The voice that had been tormenting me for days, maybe weeks, had vanished. I should have been happy. Instead, my heart filled with dread.

The only time demons are quiet is when they are busy doing dark deeds.

I turned around, surveying the cottage.

“Where is my sword?” I asked. “My cloak?”

“The sword is there.” Kellen pointed toward a far corner and I hurried across the room to pick up the blade, testing its weight, its balance, and its sharp cutting edge. ‘Twas a good weapon, even if I didn’t recognize the metal.

“But if I recall, you had no cloak when you came here. You wore no clothes but my own,” he said, one eyebrow raised, a teasing lilt to his words.

Another memory came back swiftly, me changing from a bear to my own skin back in the forest. How he had taken off his cloak to cover me and then later gave me his tunic.

No other man saw my nakedness on that day. No one, but him.
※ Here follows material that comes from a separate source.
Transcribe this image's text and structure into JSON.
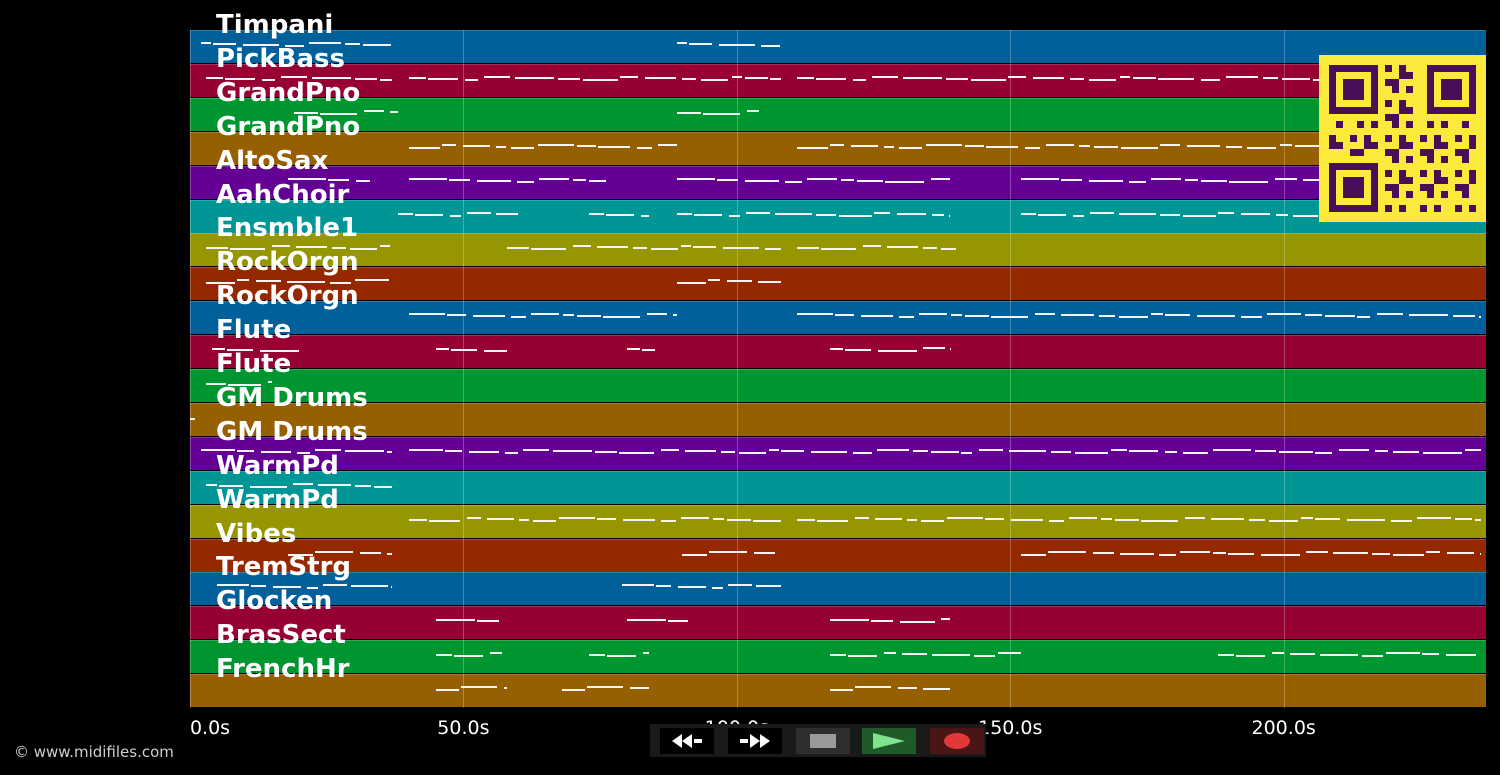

For a moment I remembered how it had felt, leaning back into his arms as we rode here on a tall white horse. I knew now was not the right time to dwell on such things.

But it was hard to stop thinking about it.

Just then something caught my attention, something outside. It wasn’t quite a sound, more like a shifting shadow creeping past the window. The skin on my arms chilled and I gripped the hilt of my sword tighter. I tilted my head, thinking, listening.

“Did you hear that?” I asked, walking to the window and staring outside. All I could see was the snow, falling swift and thick, a white shroud that covered everything near and far. It was so quiet.

Only magic could make everything so silent.

It was as quiet as death.





Fourteen





“The cloak your daughter took. Was it yours?” I asked.